Call Summarization: comparing AI and human work

By Lei Zhao

Summarization is considered a top use case for generative AI. Our call quality team ran a side-by-side evaluation, and you’ll see the results from these real calls. The initial findings show that AI performs comparably to our Care Guides in summarizing calls overall, but this performance isn’t evenly distributed. Although the AI summaries were comprehensive, accurate key information identifiers can sometimes be a challenge.

Background

Currently, Care Guides manually summarize ~1 million calls annually from members, which are documented in service call notes. This documentation is required to establish context for downstream users like other Care Guides, auditors, and operational teams handling escalated issues. Inadequate or missing documentation may make it harder for downstream parties to efficiently resolve member issues. This manual work can be time consuming, taking several minutes per call — and notably longer for more complex calls. Our AI call summarization aims to minimize the manual summarization burden on Care Guides (both in terms of time spent and cognitive load). Minimizing the manual burden for Care Guides enables them to spend more time supporting our members. A similar solution can be deployed across a range of other front-line teams, both clinical and non-clinical, with Care Guides as an important proof point.

Illustrative high-level overview of manual vs. AI-enabled note-taking workflows. We anticipate note taking for Care Guide’s own tracking purposes on a call will continue regardless of AI summaries.

Findings

In the prototype phase, we collaborated with our Quality Improvement team to devise a grading rubric they used to assess AI- and Care Guides-generated summaries, for an “apples to apples” comparison. (The Quality Improvement team’s job is to regularly sample and audit calls.) The two versions of summaries were graded on these four criteria:

  • Accuracy: the summary accurately captured the facts of the call

  • Relevance: the summary did not inject spurious, irrelevant topics/points of discussion

  • Clarity: the summary produced was readable and easily understandable

  • Completeness: the summary captured the major points of the call

While our Quality Improvement auditors weighed each of these categories equally, we were particularly interested in accuracy and relevance of the AI summaries, i.e. the AI got the facts right and did not make things up.

Using this rubric across a sample set of calls, we saw the following results in terms of errors per summary (total errors/total calls):

Takeaways

AI summaries are arguably achieving parity with Care Guide summaries.

  • AI versions had 8.24% fewer errors vs. Care Guides across all 4 categories

AI performance isn’t better across the board vs. Care Guides summaries.

  • AI overperformed vs. Care Guides in the completeness category

  • AI underperformed Care Guide summaries in accuracy, and minorly underperformed in relevance and clarity.

AI summaries did not contain hallucinations (which is when an AI model generates incorrect or made up information but presents it as fact).

We analyzed the accuracy underperformance noted above by reviewing both the transcripts that fed into the AI summarization service as well as the call audio and found the following underlying causes for accuracy issues:

  • If source transcript quality was poor, particularly for Spanish speakers.
    - This was especially true when there is an interpreter involved with an English-speaking Care Guide and Spanish-speaking caller.
    - Idiosyncrasies in Spanish, such as when a caller spelled out a doctor’s name “Luaces” as “L-U-A-C de casa-E-S” caused issues for transcription. In this case “C de casa” is the equivalent of saying “N as in Nancy” in English, but transcription services had trouble handling this.
    - This is a good example for how models need to always be viewed in context: here, potential bias of the model chain doesn’t come from the summarization model, but it emanates from the transcription model.

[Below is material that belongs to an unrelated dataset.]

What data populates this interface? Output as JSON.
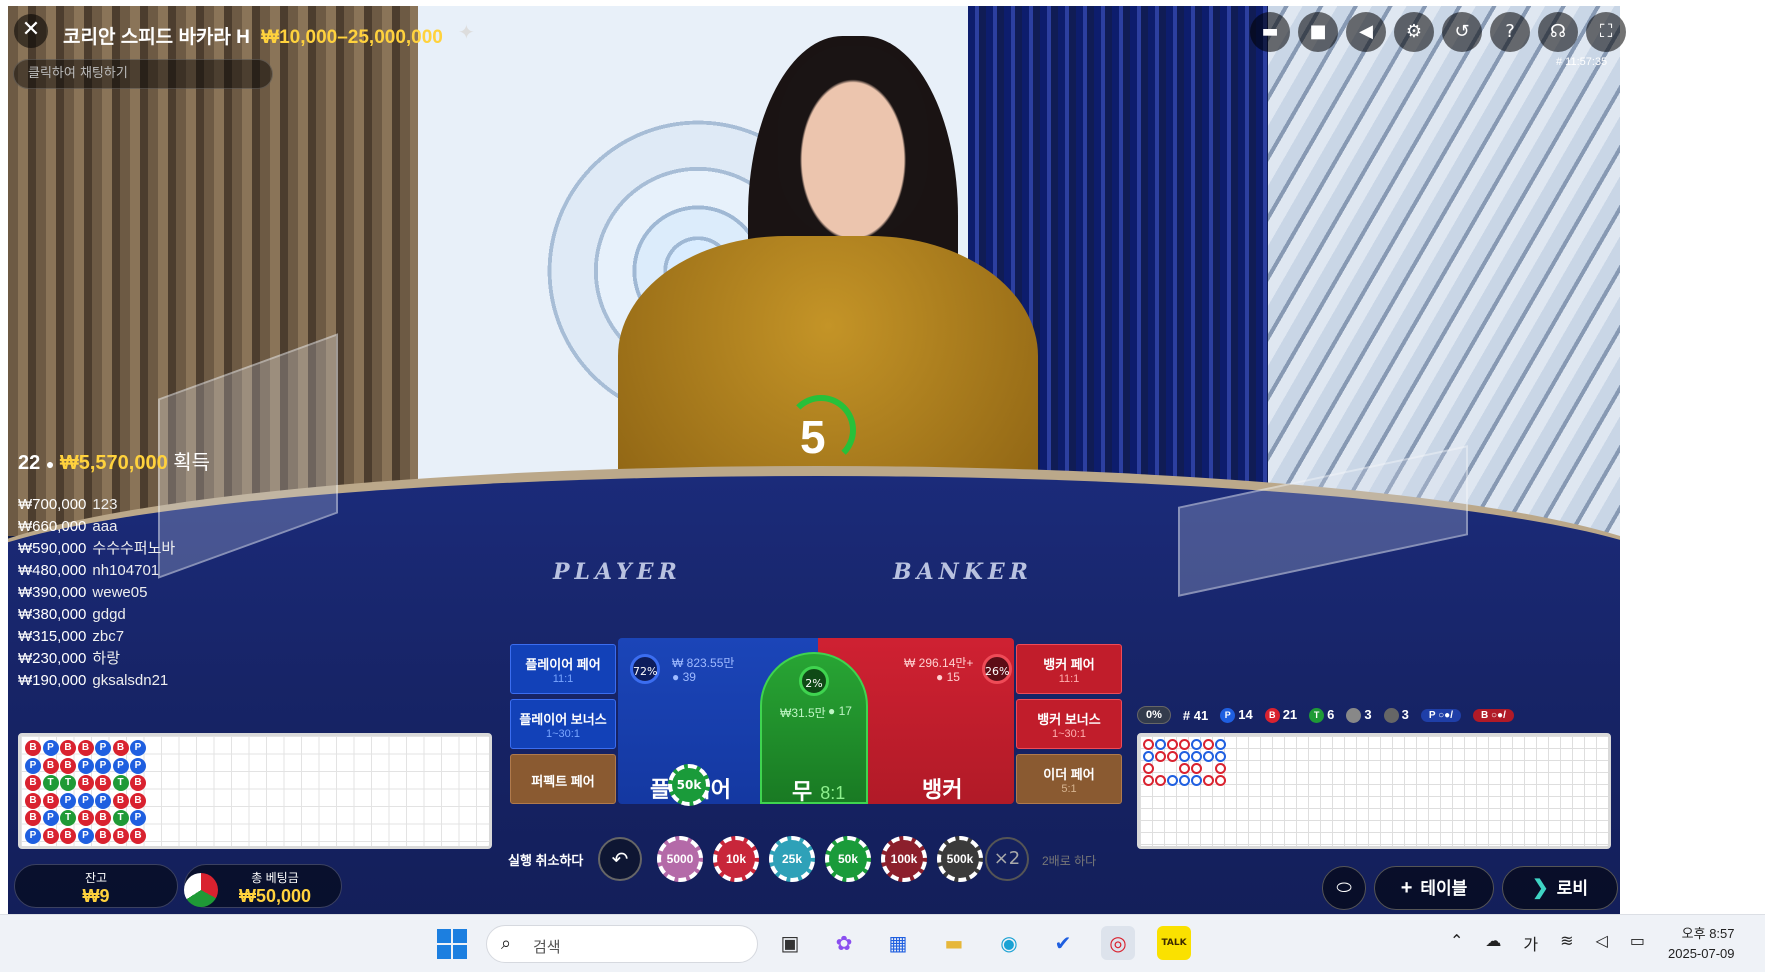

  • If there were mispronunciations by callers/agents of names of doctors and those were “accurately” transcribed and were ingested as transcribed by summaries. Member mispronunciations like this can be a challenge even for our Care Guides, too!
    - A caller said their last doctor’s name was “Abu”, when it was in fact “Nabut.”

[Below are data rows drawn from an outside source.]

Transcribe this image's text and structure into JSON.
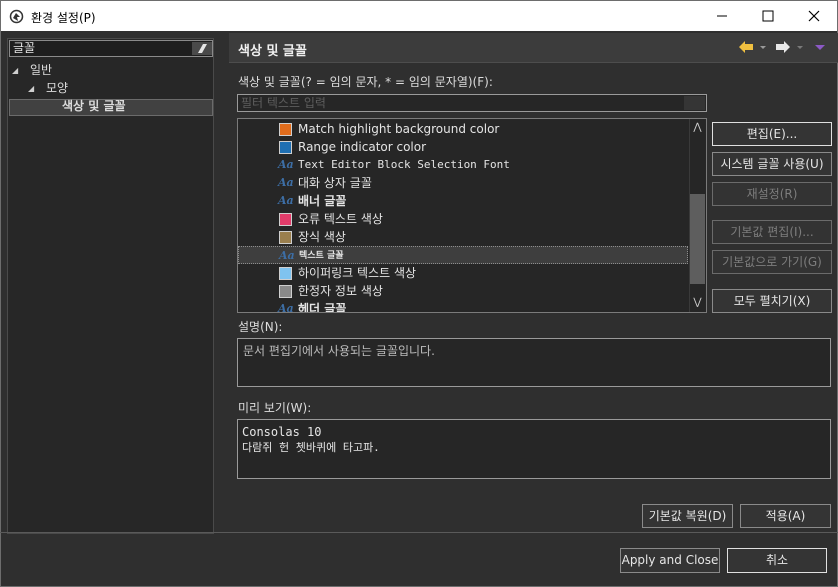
{
  "window": {
    "title": "환경 설정(P)",
    "minimize_glyph": "—",
    "maximize_glyph": "☐",
    "close_glyph": "✕"
  },
  "sidebar": {
    "filter_value": "글꼴",
    "tree": [
      {
        "label": "일반",
        "expanded": true,
        "level": 0
      },
      {
        "label": "모양",
        "expanded": true,
        "level": 1
      },
      {
        "label": "색상 및 글꼴",
        "selected": true,
        "level": 2
      }
    ]
  },
  "page": {
    "title": "색상 및 글꼴",
    "filter_label": "색상 및 글꼴(? = 임의 문자, * = 임의 문자열)(F):",
    "filter_placeholder": "필터 텍스트 입력",
    "items": [
      {
        "type": "color",
        "color": "#e06c1c",
        "label": "Match highlight background color"
      },
      {
        "type": "color",
        "color": "#1f6fb2",
        "label": "Range indicator color"
      },
      {
        "type": "font",
        "label": "Text Editor Block Selection Font",
        "mono": true
      },
      {
        "type": "font",
        "label": "대화 상자 글꼴"
      },
      {
        "type": "font",
        "label": "배너 글꼴",
        "bold": true
      },
      {
        "type": "color",
        "color": "#e23c6a",
        "label": "오류 텍스트 색상"
      },
      {
        "type": "color",
        "color": "#9a7f4e",
        "label": "장식 색상"
      },
      {
        "type": "font",
        "label": "텍스트 글꼴",
        "selected": true,
        "small": true
      },
      {
        "type": "color",
        "color": "#7fc3ef",
        "label": "하이퍼링크 텍스트 색상"
      },
      {
        "type": "color",
        "color": "#8a8a8a",
        "label": "한정자 정보 색상"
      },
      {
        "type": "font",
        "label": "헤더 글꼴",
        "bold": true
      }
    ],
    "buttons": {
      "edit": "편집(E)...",
      "use_system_font": "시스템 글꼴 사용(U)",
      "reset": "재설정(R)",
      "edit_default": "기본값 편집(I)...",
      "goto_default": "기본값으로 가기(G)",
      "expand_all": "모두 펼치기(X)"
    },
    "description_label": "설명(N):",
    "description_text": "문서 편집기에서 사용되는 글꼴입니다.",
    "preview_label": "미리 보기(W):",
    "preview_line1": "Consolas 10",
    "preview_line2": "다람쥐 헌 쳇바퀴에 타고파.",
    "restore_defaults": "기본값 복원(D)",
    "apply": "적용(A)"
  },
  "footer": {
    "apply_close": "Apply and Close",
    "cancel": "취소"
  },
  "colors": {
    "nav_arrow": "#f0c040",
    "nav_menu": "#8c59c6"
  }
}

  • Another interesting tidbit is that agents’ summaries still tended to be better at capturing actual entity names (like physician or hospital names). This is an almost accidental consequence of their workflow: agents pull up physicians, hospitals, drugs and other actual entities in our tools while talking to the member, and then copy and paste the names into their notes. (We have all that clickstream data and thus could make this part of automatic note-taking.)

  • Generic summaries didn’t pick up on details like payment amounts, such as if a Care Guide informed a caller that an expected copay for a visit would be $10. This is an example for further quality improvement that can come from, say, tuning out-of-the-box LLMs on the particular details that are important in a particular context.

We are deploying improved transcription (obviously an area where state of the art has advanced rapidly over just the past few months), and are working toward rolling out automated documentation functionality across a range of teams.